WASHINGTON — As Congress returns this week for one last burst of activity before it wraps up the session, it faces a key deadline of Dec. 20 to avert a government shutdown.
Democrats and Republicans appear resigned to passing a continuing resolution, or CR, that would temporarily fund the government into early 2025 — most likely March — as they run out of time to strike a full funding deal this year. The two parties haven’t even agreed on an overall spending level for the new fiscal year, let alone how to allocate the money across parts of the government.
Senate Majority Leader Chuck Schumer, D-N.Y., alluded to the inevitability of a short-term bill Monday, saying, “We need to keep divisive and unnecessary provisions out of any government funding extension, or else it will get harder to pass a CR in time.”
For Republicans, that is a double-edged sword.
The upside for Republicans in punting the deadline is that they would have more leverage to shape government funding in the new year, with President-elect Donald Trump returning to the White House and the GOP taking control of the Senate and maintaining a narrow House majority.
The big downside is it would create a critical deadline early in the Trump presidency, potentially taking valuable time away from confirming his nominees through the Senate and from the big party-line bill that Republicans are looking at to extend his tax cuts and advance his immigration and border security agenda.
“We’ve got to do a lot of things at the same time,” House Majority Leader Steve Scalise, R-La., said of the first 100 days of Trump’s second term. “We’re going to be walking and chewing gum.”
Some Republicans would have preferred not to get bogged down with a funding deadline early in the new Trump presidency.
“There are a lot of things I would prefer. But realistically, we’re not going to put together a budget between now and Christmas. It’s not going to happen,” Sen. John Kennedy, R-La., told NBC News. “I expect us to have a CR probably through the middle of March. I expect that CR to be pretty thin. »
Kennedy added that Congress is likely to attach « $30 [billion] to $40 billion of disaster relief » to the CR, including funding for states hit by hurricanes this year. « It won’t be enough, but it’ll be enough to get a start, » he said.
Funding the government is usually a messy process that requires bipartisan support, as the bills are subject to the Senate’s 60-vote threshold. Democrats have significant power to shape the legislation regardless of the deadline; they hold the majority now, and beginning next year, Republicans will have 53 senators, far short of the 60 needed to control the process themselves.

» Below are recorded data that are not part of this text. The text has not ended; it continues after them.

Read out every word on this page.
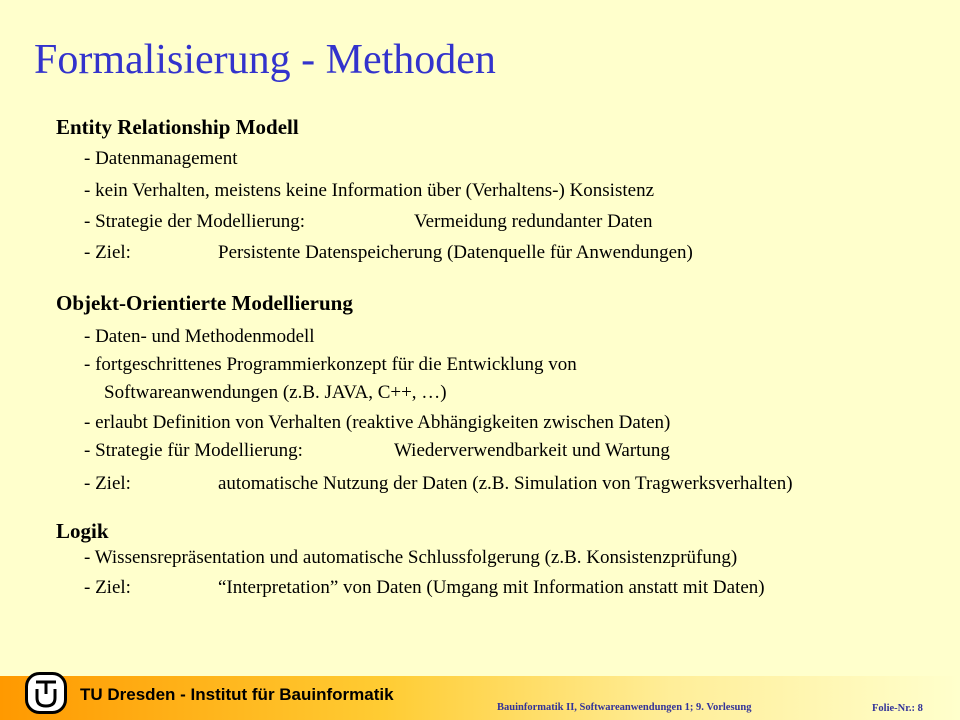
Formalisierung - Methoden
Entity Relationship Modell
- Datenmanagement
- kein Verhalten, meistens keine Information über (Verhaltens-) Konsistenz
- Strategie der Modellierung:	Vermeidung redundanter Daten
- Ziel:	Persistente Datenspeicherung (Datenquelle für Anwendungen)
Objekt-Orientierte Modellierung
- Daten- und Methodenmodell
- fortgeschrittenes Programmierkonzept für die Entwicklung von
Softwareanwendungen (z.B. JAVA, C++, …)
- erlaubt Definition von Verhalten (reaktive Abhängigkeiten zwischen Daten)
- Strategie für Modellierung:	Wiederverwendbarkeit und Wartung
- Ziel:	automatische Nutzung der Daten (z.B. Simulation von Tragwerksverhalten)
Logik
- Wissensrepräsentation und automatische Schlussfolgerung (z.B. Konsistenzprüfung)
- Ziel:	“Interpretation” von Daten (Umgang mit Information anstatt mit Daten)
TU Dresden - Institut für Bauinformatik
Bauinformatik II, Softwareanwendungen 1; 9. Vorlesung	Folie-Nr.: 8
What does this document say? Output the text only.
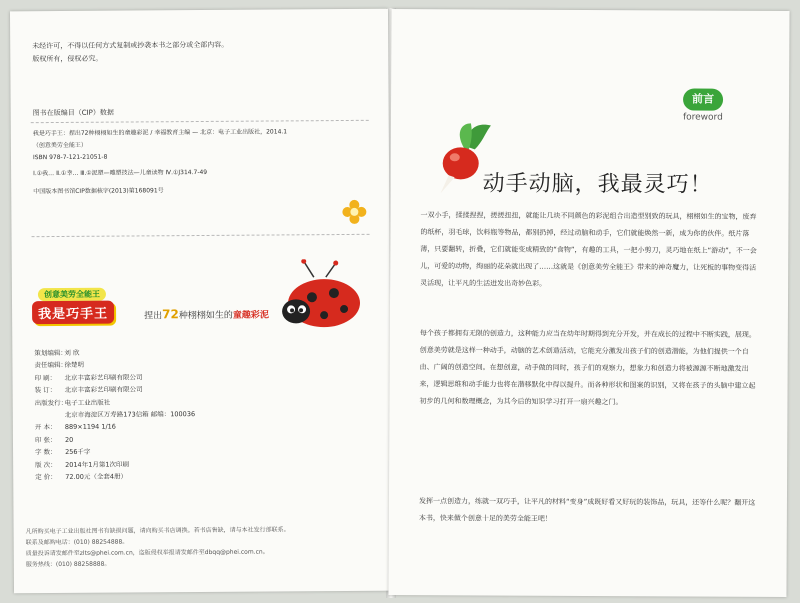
未经许可，不得以任何方式复制或抄袭本书之部分或全部内容。
版权所有，侵权必究。
图书在版编目（CIP）数据
我是巧手王：捏出72种栩栩如生的童趣彩泥 / 幸福教育主编 — 北京：电子工业出版社，2014.1
（创意美劳全能王）
ISBN 978-7-121-21051-8
Ⅰ.①我… Ⅱ.①幸… Ⅲ.①泥塑—雕塑技法—儿童读物 Ⅳ.①J314.7-49
中国版本图书馆CIP数据核字(2013)第168091号
创意美劳全能王
我是巧手王	捏出72种栩栩如生的童趣彩泥
策划编辑：刘 欣
责任编辑：徐楚明
印 刷： 北京丰富彩艺印刷有限公司
装 订： 北京丰富彩艺印刷有限公司
出版发行：电子工业出版社
北京市海淀区万寿路173信箱 邮编：100036
开 本： 889×1194 1/16
印 张： 20
字 数： 256千字
版 次： 2014年1月第1次印刷
定 价： 72.00元（全套4册）
凡所购买电子工业出版社图书有缺损问题，请向购买书店调换。若书店售缺，请与本社发行部联系。
联系及邮购电话：(010) 88254888。
质量投诉请发邮件至zlts@phei.com.cn，盗版侵权举报请发邮件至dbqq@phei.com.cn。
服务热线：(010) 88258888。
前言
foreword
动手动脑，我最灵巧！
一双小手，揉揉捏捏，搓搓扭扭，就能让几块不同颜色的彩泥组合出造型别致的玩具，栩栩如生的宝物，废弃的纸杯，羽毛球，饮料瓶等物品，都别扔掉，经过动脑和动手，它们就能焕然一新，成为你的伙伴。纸片落薄，只要翻转，折叠，它们就能变成精致的“食物”，有趣的工具，一把小剪刀，灵巧地在纸上“游动”，不一会儿，可爱的动物，绚丽的花朵就出现了……这就是《创意美劳全能王》带来的神奇魔力，让死板的事物变得活灵活现，让平凡的生活迸发出奇妙色彩。
每个孩子都拥有无限的创造力，这种能力应当在幼年时期得到充分开发，并在成长的过程中不断实践，展现。创意美劳就是这样一种动手，动脑的艺术创造活动，它能充分激发出孩子们的创造潜能，为他们提供一个自由、广阔的创造空间。在想创意，动手做的同时，孩子们的观察力，想象力和创造力将被源源不断地激发出来，逻辑思维和动手能力也将在潜移默化中得以提升。而各种形状和图案的识别，又将在孩子的头脑中建立起初步的几何和数理概念，为其今后的知识学习打开一扇兴趣之门。
发挥一点创造力，练就一双巧手，让平凡的材料“变身”成既好看又好玩的装饰品，玩具，还等什么呢？翻开这本书，快来做个创意十足的美劳全能王吧！
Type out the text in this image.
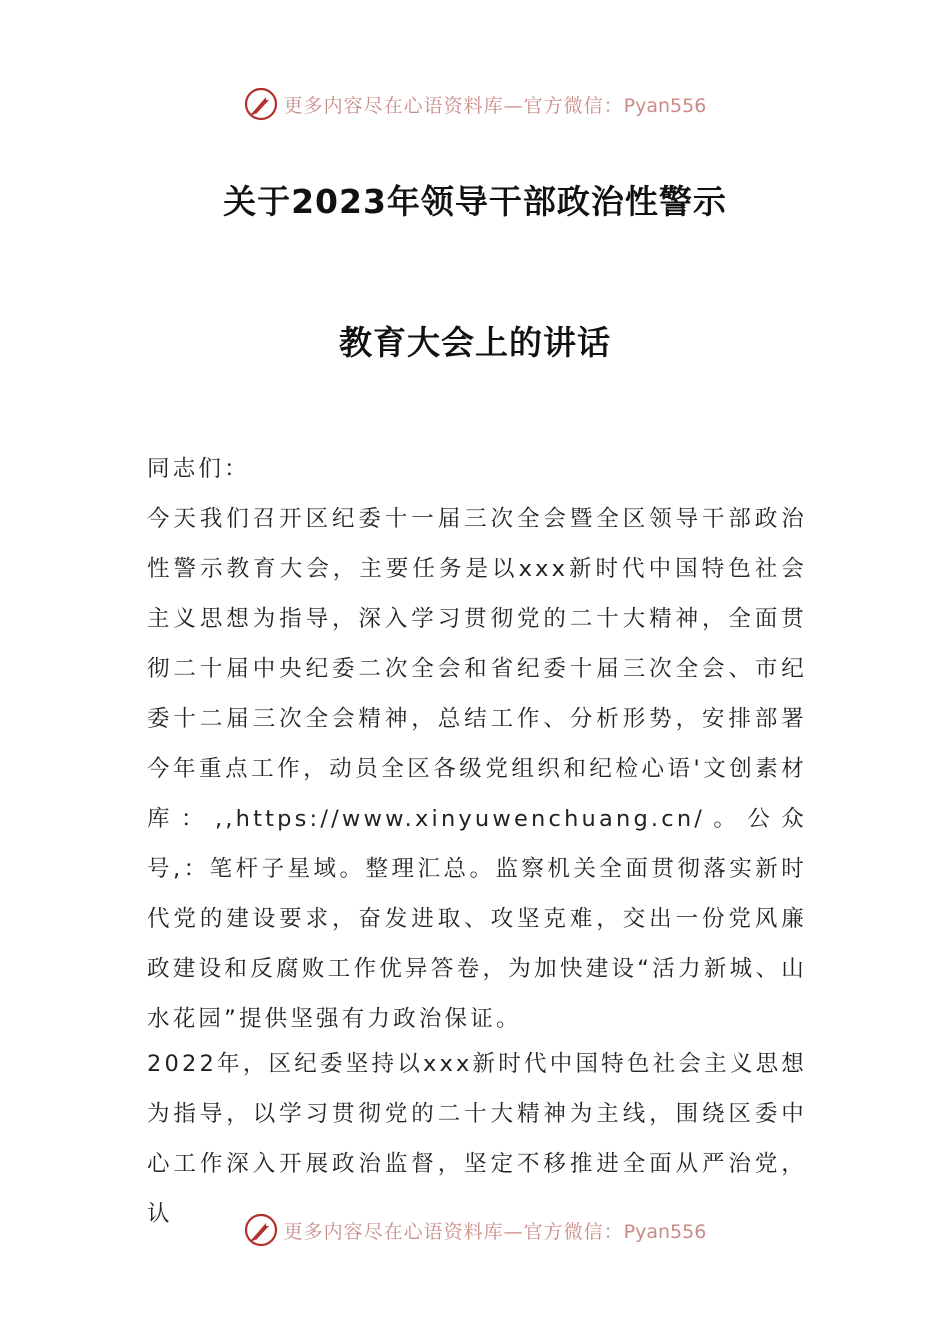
更多内容尽在心语资料库—官方微信：Pyan556
关于2023年领导干部政治性警示
教育大会上的讲话
同志们：
今天我们召开区纪委十一届三次全会暨全区领导干部政治性警示教育大会，主要任务是以xxx新时代中国特色社会主义思想为指导，深入学习贯彻党的二十大精神，全面贯彻二十届中央纪委二次全会和省纪委十届三次全会、市纪委十二届三次全会精神，总结工作、分析形势，安排部署今年重点工作，动员全区各级党组织和纪检心语'文创素材库：,,https://www.xinyuwenchuang.cn/。公众号,：笔杆子星域。整理汇总。监察机关全面贯彻落实新时代党的建设要求，奋发进取、攻坚克难，交出一份党风廉政建设和反腐败工作优异答卷，为加快建设“活力新城、山水花园”提供坚强有力政治保证。
2022年，区纪委坚持以xxx新时代中国特色社会主义思想为指导，以学习贯彻党的二十大精神为主线，围绕区委中心工作深入开展政治监督，坚定不移推进全面从严治党，认
更多内容尽在心语资料库—官方微信：Pyan556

Another dynamic is that passing another massive Christmastime funding package would be a nonstarter for many House Republicans, and it could imperil House Speaker Mike Johnson’s bid to get re-elected to the position on Jan. 3, particularly with the already slim GOP majority shrinking further.
Another drawn-out speaker fight could also complicate Trump’s presidency, albeit in different ways.
Johnson’s office had no comment on the length of a CR, saying it hasn’t been settled yet.
Rep. Mike Simpson, R-Idaho, a senior member of the Appropriations Committee, which writes funding bills, said there’s little time.
“Once they decide what they’re going to do — if they’re going to try to get any of these appropriation bills done before or whether they’re going to do a CR for all of them until March — I mean, that’s the real debate. We can’t get all of them done, » he said. « We could probably negotiate if we got a top-line number. We could probably negotiate several, maybe seven or eight, of the bills and get them done by the 20th, but would have to get that number fairly soon.
“So my guess is — and it’s just strictly my guess — is that we’ll do a CR for everybody until end of March, » he said.